Theme: Epidemiology & Public Health Research Year: 2017
Background: Transmission of hepatitis C virus (HCV) infection is increasing among people who inject drugs (PWID) in the US. Availability of harm reduction interventions such as medication-assisted treatment (MAT) and syringe service programs (SSP) varies widely across the US; we investigate the impact of scaling-up these interventions with new direct-acting-antiviral HCV-treatment.
Methods: We calibrated two HCV-transmission models among PWID to data from Perry County (PC) and San Francisco (SF). Both settings have >50% HCV sero-prevalence among PWID, but compared to PC, SF has a greater proportion with recent (last 3-6 months) access to MAT (6%vs12%) or SSP (0%vs85%). We assume MAT and SSP alone or combined reduce HCV transmission risk (by 50%, 44%, or 71%, respectively) based on a recent Cochrane review. Additionally, PC is rural with a young expanding PWID population, while urban SF has an aging population. We estimate the proportion of HCV-infected PWID needing HCV-treatment annually to reduce HCV prevalence and incidence by 90% by 2030, with and without MAT and SSP scale-up to 50% coverage amongst PWID (unless existing coverage higher in SF).

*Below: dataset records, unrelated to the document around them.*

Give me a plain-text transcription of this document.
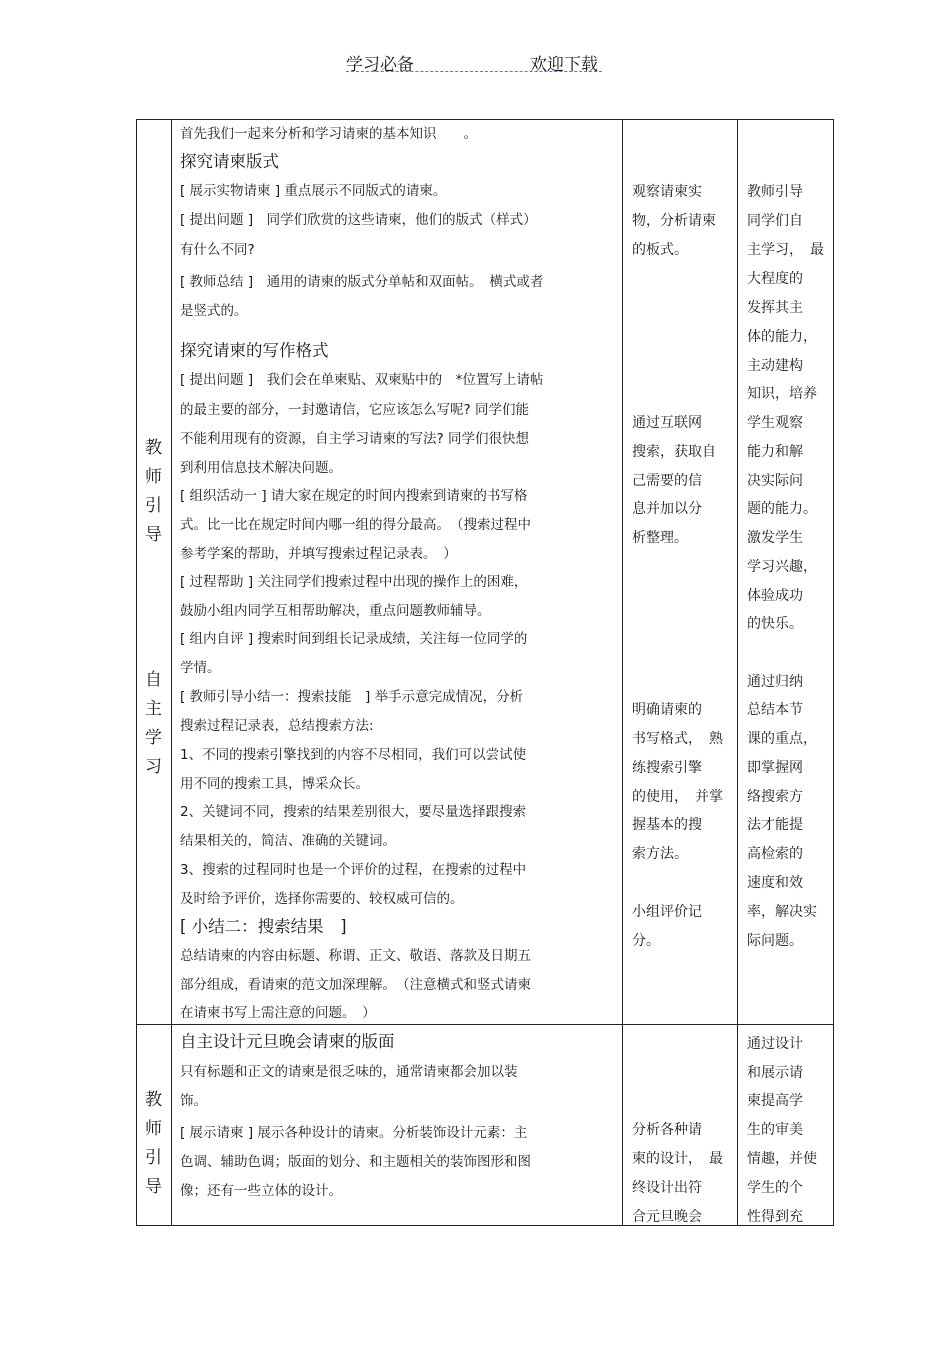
学习必备	欢迎下载
教
师
引
导
自
主
学
习
首先我们一起来分析和学习请柬的基本知识　　。
探究请柬版式
[ 展示实物请柬 ] 重点展示不同版式的请柬。
[ 提出问题 ]　同学们欣赏的这些请柬，他们的版式（样式）
有什么不同?
[ 教师总结 ]　通用的请柬的版式分单帖和双面帖。　横式或者
是竖式的。
探究请柬的写作格式
[ 提出问题 ]　我们会在单柬贴、双柬贴中的　*位置写上请帖
的最主要的部分，一封邀请信，它应该怎么写呢? 同学们能
不能利用现有的资源，自主学习请柬的写法? 同学们很快想
到利用信息技术解决问题。
[ 组织活动一 ] 请大家在规定的时间内搜索到请柬的书写格
式。比一比在规定时间内哪一组的得分最高。　（搜索过程中
参考学案的帮助，并填写搜索过程记录表。　）
[ 过程帮助 ] 关注同学们搜索过程中出现的操作上的困难，
鼓励小组内同学互相帮助解决，重点问题教师辅导。
[ 组内自评 ] 搜索时间到组长记录成绩，关注每一位同学的
学情。
[ 教师引导小结一：搜索技能　] 举手示意完成情况，分析
搜索过程记录表，总结搜索方法:
1、不同的搜索引擎找到的内容不尽相同，我们可以尝试使
用不同的搜索工具，博采众长。
2、关键词不同，搜索的结果差别很大，要尽量选择跟搜索
结果相关的，简洁、准确的关键词。
3、搜索的过程同时也是一个评价的过程，在搜索的过程中
及时给予评价，选择你需要的、较权威可信的。
[ 小结二：搜索结果　]
总结请柬的内容由标题、称谓、正文、敬语、落款及日期五
部分组成，看请柬的范文加深理解。　（注意横式和竖式请柬
在请柬书写上需注意的问题。　）
观察请柬实
物，分析请柬
的板式。
通过互联网
搜索，获取自
己需要的信
息并加以分
析整理。
明确请柬的
书写格式，　熟
练搜索引擎
的使用，　并掌
握基本的搜
索方法。
小组评价记
分。
教师引导
同学们自
主学习，　最
大程度的
发挥其主
体的能力，
主动建构
知识，培养
学生观察
能力和解
决实际问
题的能力。
激发学生
学习兴趣，
体验成功
的快乐。
通过归纳
总结本节
课的重点，
即掌握网
络搜索方
法才能提
高检索的
速度和效
率，解决实
际问题。
教
师
引
导
自主设计元旦晚会请柬的版面
只有标题和正文的请柬是很乏味的，通常请柬都会加以装
饰。
[ 展示请柬 ] 展示各种设计的请柬。分析装饰设计元素：主
色调、辅助色调；版面的划分、和主题相关的装饰图形和图
像；还有一些立体的设计。
分析各种请
柬的设计，　最
终设计出符
合元旦晚会
通过设计
和展示请
柬提高学
生的审美
情趣，并使
学生的个
性得到充
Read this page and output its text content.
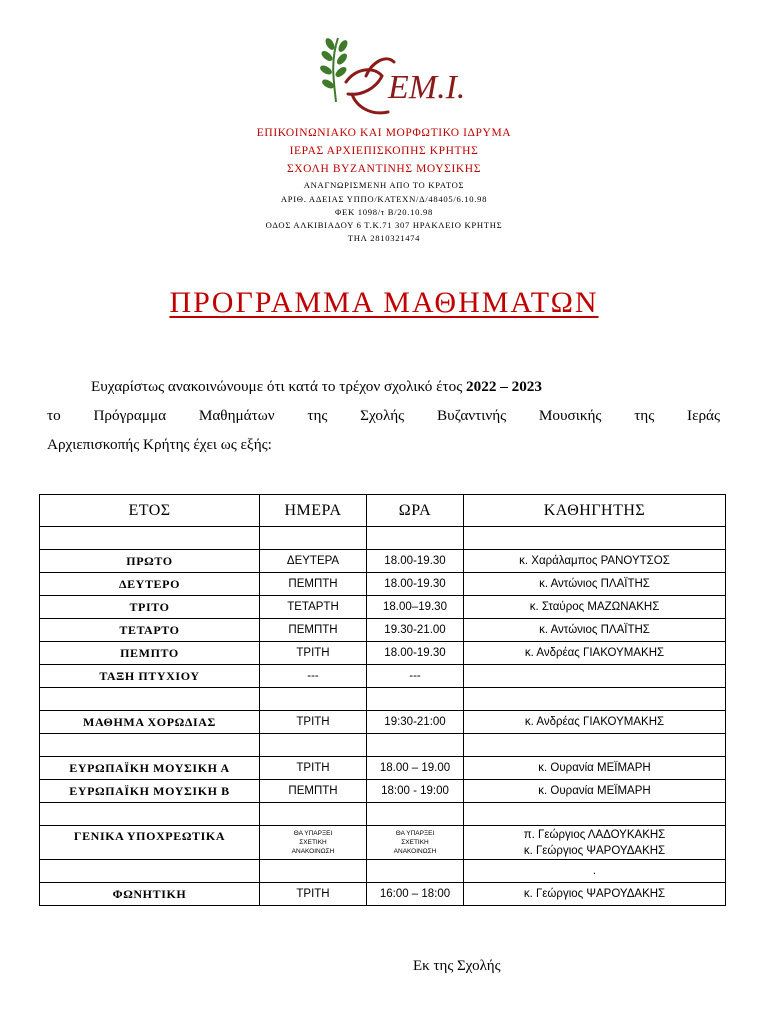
ΕΜ.Ι.
ΕΠΙΚΟΙΝΩΝΙΑΚΟ ΚΑΙ ΜΟΡΦΩΤΙΚΟ ΙΔΡΥΜΑ
ΙΕΡΑΣ ΑΡΧΙΕΠΙΣΚΟΠΗΣ ΚΡΗΤΗΣ
ΣΧΟΛΗ ΒΥΖΑΝΤΙΝΗΣ ΜΟΥΣΙΚΗΣ
ΑΝΑΓΝΩΡΙΣΜΕΝΗ ΑΠΟ ΤΟ ΚΡΑΤΟΣ
ΑΡΙΘ. ΑΔΕΙΑΣ ΥΠΠΟ/ΚΑΤΕΧΝ/Δ/48405/6.10.98
ΦΕΚ 1098/τ Β/20.10.98
ΟΔΟΣ ΑΛΚΙΒΙΑΔΟΥ 6 Τ.Κ.71 307 ΗΡΑΚΛΕΙΟ ΚΡΗΤΗΣ
ΤΗΛ 2810321474
ΠΡΟΓΡΑΜΜΑ ΜΑΘΗΜΑΤΩΝ
Ευχαρίστως ανακοινώνουμε ότι κατά το τρέχον σχολικό έτος 2022 – 2023
το Πρόγραμμα Μαθημάτων της Σχολής Βυζαντινής Μουσικής της Ιεράς
Αρχιεπισκοπής Κρήτης έχει ως εξής:
ΕΤΟΣ	ΗΜΕΡΑ	ΩΡΑ	ΚΑΘΗΓΗΤΗΣ

ΠΡΩΤΟ	ΔΕΥΤΕΡΑ	18.00-19.30	κ. Χαράλαμπος ΡΑΝΟΥΤΣΟΣ
ΔΕΥΤΕΡΟ	ΠΕΜΠΤΗ	18.00-19.30	κ. Αντώνιος ΠΛΑΪΤΗΣ
ΤΡΙΤΟ	ΤΕΤΑΡΤΗ	18.00–19.30	κ. Σταύρος ΜΑΖΩΝΑΚΗΣ
ΤΕΤΑΡΤΟ	ΠΕΜΠΤΗ	19.30-21.00	κ. Αντώνιος ΠΛΑΪΤΗΣ
ΠΕΜΠΤΟ	ΤΡΙΤΗ	18.00-19.30	κ. Ανδρέας ΓΙΑΚΟΥΜΑΚΗΣ
ΤΑΞΗ ΠΤΥΧΙΟΥ	---	---	

ΜΑΘΗΜΑ ΧΟΡΩΔΙΑΣ	ΤΡΙΤΗ	19:30-21:00	κ. Ανδρέας ΓΙΑΚΟΥΜΑΚΗΣ

ΕΥΡΩΠΑΪΚΗ ΜΟΥΣΙΚΗ Α	ΤΡΙΤΗ	18.00 – 19.00	κ. Ουρανία ΜΕΪΜΑΡΗ
ΕΥΡΩΠΑΪΚΗ ΜΟΥΣΙΚΗ Β	ΠΕΜΠΤΗ	18:00 - 19:00	κ. Ουρανία ΜΕΪΜΑΡΗ

ΓΕΝΙΚΑ ΥΠΟΧΡΕΩΤΙΚΑ	ΘΑ ΥΠΑΡΞΕΙ ΣΧΕΤΙΚΗ ΑΝΑΚΟΙΝΩΣΗ	ΘΑ ΥΠΑΡΞΕΙ ΣΧΕΤΙΚΗ ΑΝΑΚΟΙΝΩΣΗ	π. Γεώργιος ΛΑΔΟΥΚΑΚΗΣ
κ. Γεώργιος ΨΑΡΟΥΔΑΚΗΣ
			.
ΦΩΝΗΤΙΚΗ	ΤΡΙΤΗ	16:00 – 18:00	κ. Γεώργιος ΨΑΡΟΥΔΑΚΗΣ
Εκ της Σχολής
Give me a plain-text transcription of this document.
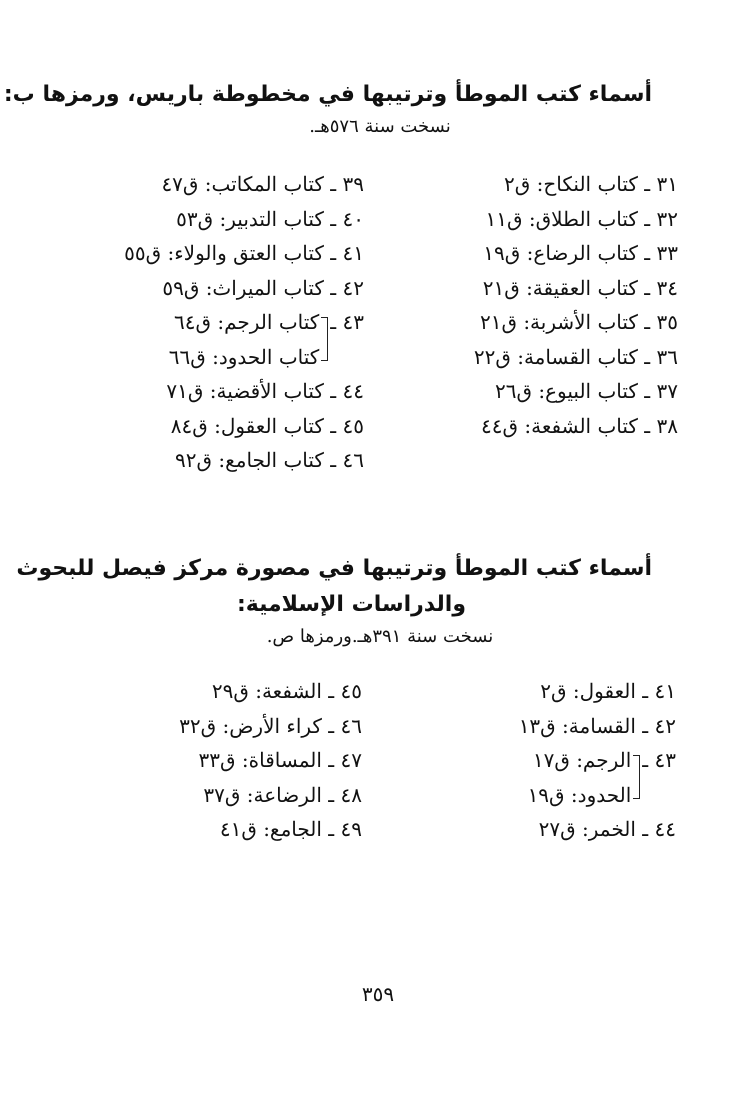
أسماء كتب الموطأ وترتيبها في مخطوطة باريس، ورمزها ب:
نسخت سنة ٥٧٦هـ.
٣١ ـ كتاب النكاح: ق٢
٣٢ ـ كتاب الطلاق: ق١١
٣٣ ـ كتاب الرضاع: ق١٩
٣٤ ـ كتاب العقيقة: ق٢١
٣٥ ـ كتاب الأشربة: ق٢١
٣٦ ـ كتاب القسامة: ق٢٢
٣٧ ـ كتاب البيوع: ق٢٦
٣٨ ـ كتاب الشفعة: ق٤٤
٣٩ ـ كتاب المكاتب: ق٤٧
٤٠ ـ كتاب التدبير: ق٥٣
٤١ ـ كتاب العتق والولاء: ق٥٥
٤٢ ـ كتاب الميراث: ق٥٩
٤٣
ـ
كتاب الرجم: ق٦٤
كتاب الحدود: ق٦٦
٤٤ ـ كتاب الأقضية: ق٧١
٤٥ ـ كتاب العقول: ق٨٤
٤٦ ـ كتاب الجامع: ق٩٢
أسماء كتب الموطأ وترتيبها في مصورة مركز فيصل للبحوث
والدراسات الإسلامية:
نسخت سنة ٣٩١هـ.ورمزها ص.
٤١ ـ العقول: ق٢
٤٢ ـ القسامة: ق١٣
٤٣
ـ
الرجم: ق١٧
الحدود: ق١٩
٤٤ ـ الخمر: ق٢٧
٤٥ ـ الشفعة: ق٢٩
٤٦ ـ كراء الأرض: ق٣٢
٤٧ ـ المساقاة: ق٣٣
٤٨ ـ الرضاعة: ق٣٧
٤٩ ـ الجامع: ق٤١
٣٥٩
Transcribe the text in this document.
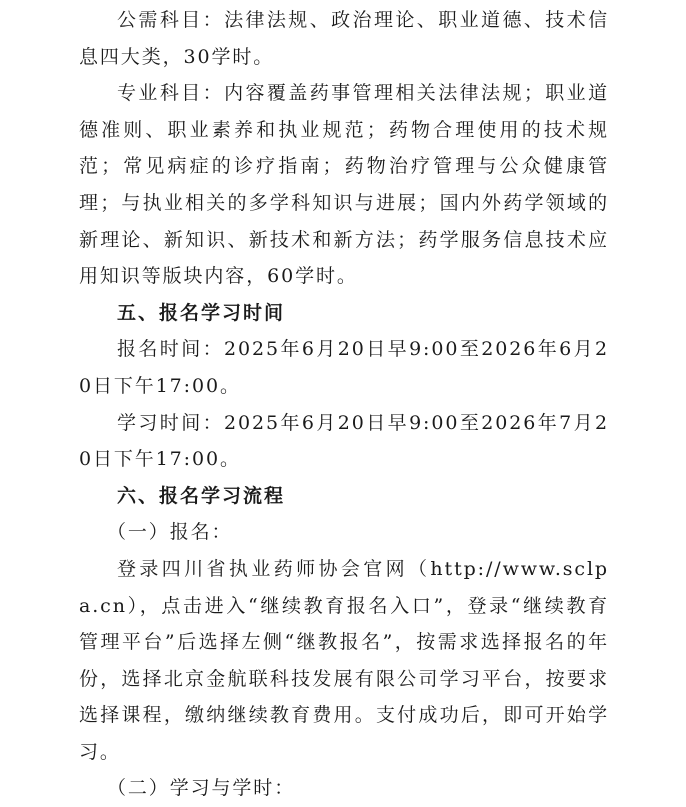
公需科目：法律法规、政治理论、职业道德、技术信息四大类，30学时。

专业科目：内容覆盖药事管理相关法律法规；职业道德准则、职业素养和执业规范；药物合理使用的技术规范；常见病症的诊疗指南；药物治疗管理与公众健康管理；与执业相关的多学科知识与进展；国内外药学领域的新理论、新知识、新技术和新方法；药学服务信息技术应用知识等版块内容，60学时。

五、报名学习时间

报名时间：2025年6月20日早9:00至2026年6月20日下午17:00。

学习时间：2025年6月20日早9:00至2026年7月20日下午17:00。

六、报名学习流程

（一）报名：

登录四川省执业药师协会官网（http://www.sclpa.cn），点击进入“继续教育报名入口”，登录“继续教育管理平台”后选择左侧“继教报名”，按需求选择报名的年份，选择北京金航联科技发展有限公司学习平台，按要求选择课程，缴纳继续教育费用。支付成功后，即可开始学习。

（二）学习与学时：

Results: With no intervention scale-up, HCV prevalence and incidence will increase in PC over 2017-2030 (52.4% to 59.9% and 17.1 to 19.4 per 100pyrs, respectively), while they will decrease in SF (73.7% to 68.1% and 10.9 to 9.7 per 100pyrs). With concurrent scale-up of MAT and SSP, 8% of HCV-infected PWID need treatment annually in PC to reduce prevalence and incidence by 90% by 2030; 13% if MAT and SSP are not scaled-up. In SF, due to high existing SSP coverage, the proportion needing treatment annually is similar (8-9%) irrespective of MAT scale-up.
Conclusions: Achievable scale-up of HCV-treatment, alongside MAT and SSP scale-up in PC could substantially reduce prevalence and incidence of HCV. Similar interventions may benefit other areas of the US.